Authorities hope to find DNA matches from blood, semen, hair or skin under victims' fingernails that link killers to cold cases. They want investigators in other states to follow suit and submit DNA of executed inmates or from crime scenes.
"You just know some of these guys did other murders," said Jason Moran, the detective leading the effort. He noted that some of the killers ranged throughout the country before convictions that put them behind bars for the last time.
The Illinois testing is the latest attempt by Cook County Sheriff Tom Dart to solve the many mysteries still surrounding Gacy. Dart's office recently attempted to identify the last unnamed Gacy victims by exhuming their remains to create DNA profiles that could be compared with the DNA of people whose loved ones went missing in the 1970s, when Gacy was killing young men.
That effort, which led to the identification of one additional Gacy victim, led Dart to wonder if the technology could help answer a lingering question: Did Gacy kill anyone besides those young men whose bodies were stashed under his house or tossed in a river?
"He traveled a lot," Moran said. "Even though we don't have any information he committed crimes elsewhere, the sheriff asked if you could put it past such an evil person."
Dart's office said Monday that it believes this is the first time DNA of those executed before the database was created has been added to it.

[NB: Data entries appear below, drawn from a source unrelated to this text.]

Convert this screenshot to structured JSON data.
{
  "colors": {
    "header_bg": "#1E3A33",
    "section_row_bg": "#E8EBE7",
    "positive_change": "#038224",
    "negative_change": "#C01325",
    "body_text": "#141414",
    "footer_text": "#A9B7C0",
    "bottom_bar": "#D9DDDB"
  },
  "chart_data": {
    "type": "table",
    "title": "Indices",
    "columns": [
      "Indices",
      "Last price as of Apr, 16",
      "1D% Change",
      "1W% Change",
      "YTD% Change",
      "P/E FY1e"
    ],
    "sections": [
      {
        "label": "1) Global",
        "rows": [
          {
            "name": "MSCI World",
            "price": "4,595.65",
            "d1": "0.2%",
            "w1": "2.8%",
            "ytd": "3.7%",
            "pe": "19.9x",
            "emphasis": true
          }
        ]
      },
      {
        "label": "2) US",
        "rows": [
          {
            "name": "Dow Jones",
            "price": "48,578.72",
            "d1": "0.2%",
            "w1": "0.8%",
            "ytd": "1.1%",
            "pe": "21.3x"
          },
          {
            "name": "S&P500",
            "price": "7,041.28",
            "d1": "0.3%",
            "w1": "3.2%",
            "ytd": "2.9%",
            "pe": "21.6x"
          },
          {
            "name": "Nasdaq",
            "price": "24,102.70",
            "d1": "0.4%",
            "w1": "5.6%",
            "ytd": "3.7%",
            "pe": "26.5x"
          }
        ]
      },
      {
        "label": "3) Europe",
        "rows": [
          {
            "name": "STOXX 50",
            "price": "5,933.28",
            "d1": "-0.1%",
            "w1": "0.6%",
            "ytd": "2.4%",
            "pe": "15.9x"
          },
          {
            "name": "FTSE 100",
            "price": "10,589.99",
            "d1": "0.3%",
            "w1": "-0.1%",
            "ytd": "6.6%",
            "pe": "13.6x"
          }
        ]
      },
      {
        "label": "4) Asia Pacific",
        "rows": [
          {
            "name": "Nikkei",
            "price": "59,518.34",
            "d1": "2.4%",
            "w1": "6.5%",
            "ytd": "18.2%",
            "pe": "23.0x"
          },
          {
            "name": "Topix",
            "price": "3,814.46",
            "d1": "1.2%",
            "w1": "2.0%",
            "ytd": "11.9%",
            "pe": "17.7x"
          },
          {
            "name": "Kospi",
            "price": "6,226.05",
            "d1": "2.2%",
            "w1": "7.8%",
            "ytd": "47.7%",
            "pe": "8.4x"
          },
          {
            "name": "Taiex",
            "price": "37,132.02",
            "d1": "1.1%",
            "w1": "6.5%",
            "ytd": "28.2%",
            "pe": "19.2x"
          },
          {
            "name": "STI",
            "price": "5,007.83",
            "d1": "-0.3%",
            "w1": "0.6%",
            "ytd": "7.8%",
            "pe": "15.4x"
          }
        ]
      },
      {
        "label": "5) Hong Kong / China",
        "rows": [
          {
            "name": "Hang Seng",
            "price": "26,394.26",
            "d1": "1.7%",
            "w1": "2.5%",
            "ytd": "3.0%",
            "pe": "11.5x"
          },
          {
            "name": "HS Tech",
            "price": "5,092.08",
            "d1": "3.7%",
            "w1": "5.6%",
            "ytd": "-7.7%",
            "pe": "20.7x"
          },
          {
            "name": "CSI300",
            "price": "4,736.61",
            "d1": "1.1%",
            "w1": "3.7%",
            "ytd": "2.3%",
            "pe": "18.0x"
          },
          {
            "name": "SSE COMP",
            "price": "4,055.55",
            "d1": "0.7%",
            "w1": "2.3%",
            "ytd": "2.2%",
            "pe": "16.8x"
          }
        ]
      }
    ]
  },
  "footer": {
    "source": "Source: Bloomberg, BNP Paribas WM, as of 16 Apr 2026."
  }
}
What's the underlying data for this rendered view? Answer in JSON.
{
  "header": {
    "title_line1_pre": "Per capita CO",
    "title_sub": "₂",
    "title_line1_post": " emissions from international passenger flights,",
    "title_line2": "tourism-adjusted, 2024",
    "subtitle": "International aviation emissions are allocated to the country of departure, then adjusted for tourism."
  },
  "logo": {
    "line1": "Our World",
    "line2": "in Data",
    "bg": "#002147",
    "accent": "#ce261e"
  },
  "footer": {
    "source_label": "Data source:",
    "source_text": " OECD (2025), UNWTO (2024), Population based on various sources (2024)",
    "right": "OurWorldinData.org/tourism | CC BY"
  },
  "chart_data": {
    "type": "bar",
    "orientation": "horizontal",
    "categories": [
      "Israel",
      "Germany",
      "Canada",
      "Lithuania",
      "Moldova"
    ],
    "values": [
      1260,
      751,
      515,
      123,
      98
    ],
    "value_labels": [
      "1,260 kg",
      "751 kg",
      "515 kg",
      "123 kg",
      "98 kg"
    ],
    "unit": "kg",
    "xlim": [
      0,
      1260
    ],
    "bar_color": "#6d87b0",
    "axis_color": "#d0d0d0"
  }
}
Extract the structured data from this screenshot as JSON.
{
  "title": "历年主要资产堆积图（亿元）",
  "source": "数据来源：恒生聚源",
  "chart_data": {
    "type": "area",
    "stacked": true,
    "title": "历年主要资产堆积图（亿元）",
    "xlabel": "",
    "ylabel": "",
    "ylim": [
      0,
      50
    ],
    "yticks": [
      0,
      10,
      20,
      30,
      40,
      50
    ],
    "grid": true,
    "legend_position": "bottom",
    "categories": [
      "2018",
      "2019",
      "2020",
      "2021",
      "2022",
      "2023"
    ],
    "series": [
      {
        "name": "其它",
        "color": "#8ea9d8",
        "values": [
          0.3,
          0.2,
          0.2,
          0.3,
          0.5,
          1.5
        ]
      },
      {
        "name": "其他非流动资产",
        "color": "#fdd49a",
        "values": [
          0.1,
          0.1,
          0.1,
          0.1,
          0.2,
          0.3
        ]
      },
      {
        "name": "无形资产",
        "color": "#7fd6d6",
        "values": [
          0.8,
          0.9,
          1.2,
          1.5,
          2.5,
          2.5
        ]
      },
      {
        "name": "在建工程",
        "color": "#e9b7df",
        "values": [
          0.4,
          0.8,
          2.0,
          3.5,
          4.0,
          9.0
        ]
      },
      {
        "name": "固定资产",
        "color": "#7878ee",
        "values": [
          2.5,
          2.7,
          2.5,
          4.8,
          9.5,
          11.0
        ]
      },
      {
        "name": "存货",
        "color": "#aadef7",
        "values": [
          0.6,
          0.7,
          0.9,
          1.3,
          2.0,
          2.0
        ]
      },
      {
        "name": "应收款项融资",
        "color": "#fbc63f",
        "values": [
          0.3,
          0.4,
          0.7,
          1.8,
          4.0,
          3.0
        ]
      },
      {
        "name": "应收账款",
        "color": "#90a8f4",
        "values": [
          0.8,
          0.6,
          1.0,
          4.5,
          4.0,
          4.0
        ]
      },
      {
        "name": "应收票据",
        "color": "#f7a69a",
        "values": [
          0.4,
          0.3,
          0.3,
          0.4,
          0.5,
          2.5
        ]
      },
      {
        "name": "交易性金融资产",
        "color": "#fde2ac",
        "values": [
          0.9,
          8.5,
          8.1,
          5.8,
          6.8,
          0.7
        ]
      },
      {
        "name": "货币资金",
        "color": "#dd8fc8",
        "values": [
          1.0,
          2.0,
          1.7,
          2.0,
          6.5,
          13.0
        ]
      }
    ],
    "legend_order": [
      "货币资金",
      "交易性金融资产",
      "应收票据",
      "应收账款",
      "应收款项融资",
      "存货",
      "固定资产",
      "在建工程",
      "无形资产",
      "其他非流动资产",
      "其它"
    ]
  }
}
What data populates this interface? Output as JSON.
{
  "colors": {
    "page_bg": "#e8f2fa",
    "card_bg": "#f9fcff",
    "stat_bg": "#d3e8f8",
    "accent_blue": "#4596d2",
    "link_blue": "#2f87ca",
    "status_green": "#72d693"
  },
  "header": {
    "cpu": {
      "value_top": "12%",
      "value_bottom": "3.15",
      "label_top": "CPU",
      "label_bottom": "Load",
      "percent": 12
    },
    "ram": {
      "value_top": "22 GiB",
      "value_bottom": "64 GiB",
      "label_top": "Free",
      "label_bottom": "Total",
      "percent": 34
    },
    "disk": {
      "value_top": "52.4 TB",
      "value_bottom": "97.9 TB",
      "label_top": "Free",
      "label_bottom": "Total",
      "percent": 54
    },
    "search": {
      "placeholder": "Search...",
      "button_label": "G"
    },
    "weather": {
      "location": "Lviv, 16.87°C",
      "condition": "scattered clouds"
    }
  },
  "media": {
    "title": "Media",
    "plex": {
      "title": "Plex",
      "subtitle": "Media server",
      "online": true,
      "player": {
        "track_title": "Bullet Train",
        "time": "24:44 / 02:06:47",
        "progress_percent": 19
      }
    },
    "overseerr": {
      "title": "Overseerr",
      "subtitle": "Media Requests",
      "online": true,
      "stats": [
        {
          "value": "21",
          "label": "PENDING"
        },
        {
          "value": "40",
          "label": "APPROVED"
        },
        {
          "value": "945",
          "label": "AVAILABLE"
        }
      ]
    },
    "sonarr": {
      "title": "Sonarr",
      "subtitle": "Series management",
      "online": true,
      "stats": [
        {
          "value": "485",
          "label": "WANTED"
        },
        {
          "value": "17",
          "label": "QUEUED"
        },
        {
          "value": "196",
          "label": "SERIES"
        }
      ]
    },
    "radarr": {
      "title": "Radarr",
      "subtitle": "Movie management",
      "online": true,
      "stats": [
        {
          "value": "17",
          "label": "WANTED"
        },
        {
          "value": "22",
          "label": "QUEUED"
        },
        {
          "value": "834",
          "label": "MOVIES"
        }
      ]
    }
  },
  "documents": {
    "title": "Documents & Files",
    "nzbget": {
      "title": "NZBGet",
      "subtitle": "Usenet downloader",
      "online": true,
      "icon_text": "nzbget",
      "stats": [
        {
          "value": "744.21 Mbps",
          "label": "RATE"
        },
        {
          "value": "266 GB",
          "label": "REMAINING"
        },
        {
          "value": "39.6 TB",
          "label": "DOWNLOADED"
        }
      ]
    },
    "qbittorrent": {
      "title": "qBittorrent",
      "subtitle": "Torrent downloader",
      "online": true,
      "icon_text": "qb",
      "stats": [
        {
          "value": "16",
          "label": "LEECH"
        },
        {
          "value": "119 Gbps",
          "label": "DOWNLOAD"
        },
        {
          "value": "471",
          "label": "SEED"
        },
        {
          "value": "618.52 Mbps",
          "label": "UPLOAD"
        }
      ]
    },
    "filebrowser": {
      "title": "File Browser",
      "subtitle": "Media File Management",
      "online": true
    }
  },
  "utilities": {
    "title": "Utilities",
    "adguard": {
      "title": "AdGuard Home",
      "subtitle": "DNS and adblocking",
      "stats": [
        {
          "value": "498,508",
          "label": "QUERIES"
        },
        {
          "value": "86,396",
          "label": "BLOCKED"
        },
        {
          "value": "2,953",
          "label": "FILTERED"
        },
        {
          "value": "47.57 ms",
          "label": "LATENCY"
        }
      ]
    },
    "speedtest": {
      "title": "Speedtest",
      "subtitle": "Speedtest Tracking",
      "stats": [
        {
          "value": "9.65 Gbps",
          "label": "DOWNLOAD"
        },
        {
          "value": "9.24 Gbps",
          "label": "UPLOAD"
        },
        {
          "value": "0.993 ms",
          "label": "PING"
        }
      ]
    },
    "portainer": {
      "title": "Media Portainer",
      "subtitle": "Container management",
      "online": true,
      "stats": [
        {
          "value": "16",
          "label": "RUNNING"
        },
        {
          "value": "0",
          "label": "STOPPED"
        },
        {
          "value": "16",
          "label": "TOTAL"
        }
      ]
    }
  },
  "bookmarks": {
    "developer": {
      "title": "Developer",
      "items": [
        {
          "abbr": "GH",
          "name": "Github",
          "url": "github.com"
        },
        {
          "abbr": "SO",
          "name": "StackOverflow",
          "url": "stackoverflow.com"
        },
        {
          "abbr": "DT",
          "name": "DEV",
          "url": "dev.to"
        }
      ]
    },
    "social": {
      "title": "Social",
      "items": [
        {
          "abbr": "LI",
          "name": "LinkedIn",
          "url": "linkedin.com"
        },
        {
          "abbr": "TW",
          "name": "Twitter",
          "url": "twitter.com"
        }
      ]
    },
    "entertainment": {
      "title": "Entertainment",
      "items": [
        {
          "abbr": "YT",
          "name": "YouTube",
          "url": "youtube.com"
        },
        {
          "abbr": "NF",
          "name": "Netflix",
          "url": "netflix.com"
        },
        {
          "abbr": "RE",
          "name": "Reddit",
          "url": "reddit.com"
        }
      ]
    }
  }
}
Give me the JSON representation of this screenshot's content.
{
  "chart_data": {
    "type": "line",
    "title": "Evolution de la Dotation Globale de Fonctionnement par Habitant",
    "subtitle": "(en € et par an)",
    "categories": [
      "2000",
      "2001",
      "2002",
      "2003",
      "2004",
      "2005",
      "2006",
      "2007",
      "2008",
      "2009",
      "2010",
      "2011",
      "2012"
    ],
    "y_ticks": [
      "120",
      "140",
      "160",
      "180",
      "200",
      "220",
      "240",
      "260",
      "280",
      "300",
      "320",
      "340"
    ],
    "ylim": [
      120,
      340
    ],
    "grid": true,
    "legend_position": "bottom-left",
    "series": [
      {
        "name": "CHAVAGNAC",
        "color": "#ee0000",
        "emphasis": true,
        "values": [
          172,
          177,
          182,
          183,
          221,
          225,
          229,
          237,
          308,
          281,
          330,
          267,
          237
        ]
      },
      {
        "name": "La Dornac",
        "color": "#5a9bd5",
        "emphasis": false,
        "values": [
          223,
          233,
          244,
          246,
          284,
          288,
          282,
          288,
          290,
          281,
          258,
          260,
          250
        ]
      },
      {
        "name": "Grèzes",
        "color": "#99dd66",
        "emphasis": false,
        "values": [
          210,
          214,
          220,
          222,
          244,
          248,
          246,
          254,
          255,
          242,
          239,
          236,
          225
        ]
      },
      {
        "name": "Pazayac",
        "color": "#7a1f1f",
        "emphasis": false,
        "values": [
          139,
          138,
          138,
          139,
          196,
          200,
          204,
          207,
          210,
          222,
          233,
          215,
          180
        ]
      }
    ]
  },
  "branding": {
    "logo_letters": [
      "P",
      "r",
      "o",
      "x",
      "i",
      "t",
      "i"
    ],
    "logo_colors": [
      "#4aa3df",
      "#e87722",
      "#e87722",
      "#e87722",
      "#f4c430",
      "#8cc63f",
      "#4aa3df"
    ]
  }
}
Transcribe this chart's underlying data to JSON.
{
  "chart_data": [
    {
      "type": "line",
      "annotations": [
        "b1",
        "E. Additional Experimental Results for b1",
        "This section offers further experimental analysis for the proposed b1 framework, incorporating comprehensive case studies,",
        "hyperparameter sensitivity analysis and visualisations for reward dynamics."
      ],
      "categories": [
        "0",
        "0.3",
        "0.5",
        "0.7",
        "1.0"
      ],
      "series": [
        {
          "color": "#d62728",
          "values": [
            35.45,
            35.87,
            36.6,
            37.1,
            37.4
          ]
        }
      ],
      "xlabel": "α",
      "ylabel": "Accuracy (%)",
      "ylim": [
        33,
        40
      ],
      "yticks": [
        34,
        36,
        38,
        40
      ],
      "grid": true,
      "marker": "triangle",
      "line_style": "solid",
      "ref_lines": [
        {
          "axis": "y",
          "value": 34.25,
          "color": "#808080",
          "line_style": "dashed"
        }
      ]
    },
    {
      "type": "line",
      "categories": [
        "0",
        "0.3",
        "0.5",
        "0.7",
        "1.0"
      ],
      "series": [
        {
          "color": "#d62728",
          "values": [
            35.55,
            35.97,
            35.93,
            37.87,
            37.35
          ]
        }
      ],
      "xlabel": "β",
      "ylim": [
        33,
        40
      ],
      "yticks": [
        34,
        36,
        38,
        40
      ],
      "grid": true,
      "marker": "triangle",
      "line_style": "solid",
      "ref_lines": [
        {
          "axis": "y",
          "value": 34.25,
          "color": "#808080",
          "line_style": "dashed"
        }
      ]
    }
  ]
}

After unexpectedly finding three vials of Gacy's blood stored with other evidence, Moran learned the state would only accept the blood in the crime database if it came from a coroner or medical examiner.
The coroner in Will County, outside Chicago, surprised him by having, in an office freezer, blood samples from Gacy and at least three other executed inmates, all of whom had been put to death there in the period after Illinois reinstated the death penalty in the 1970s.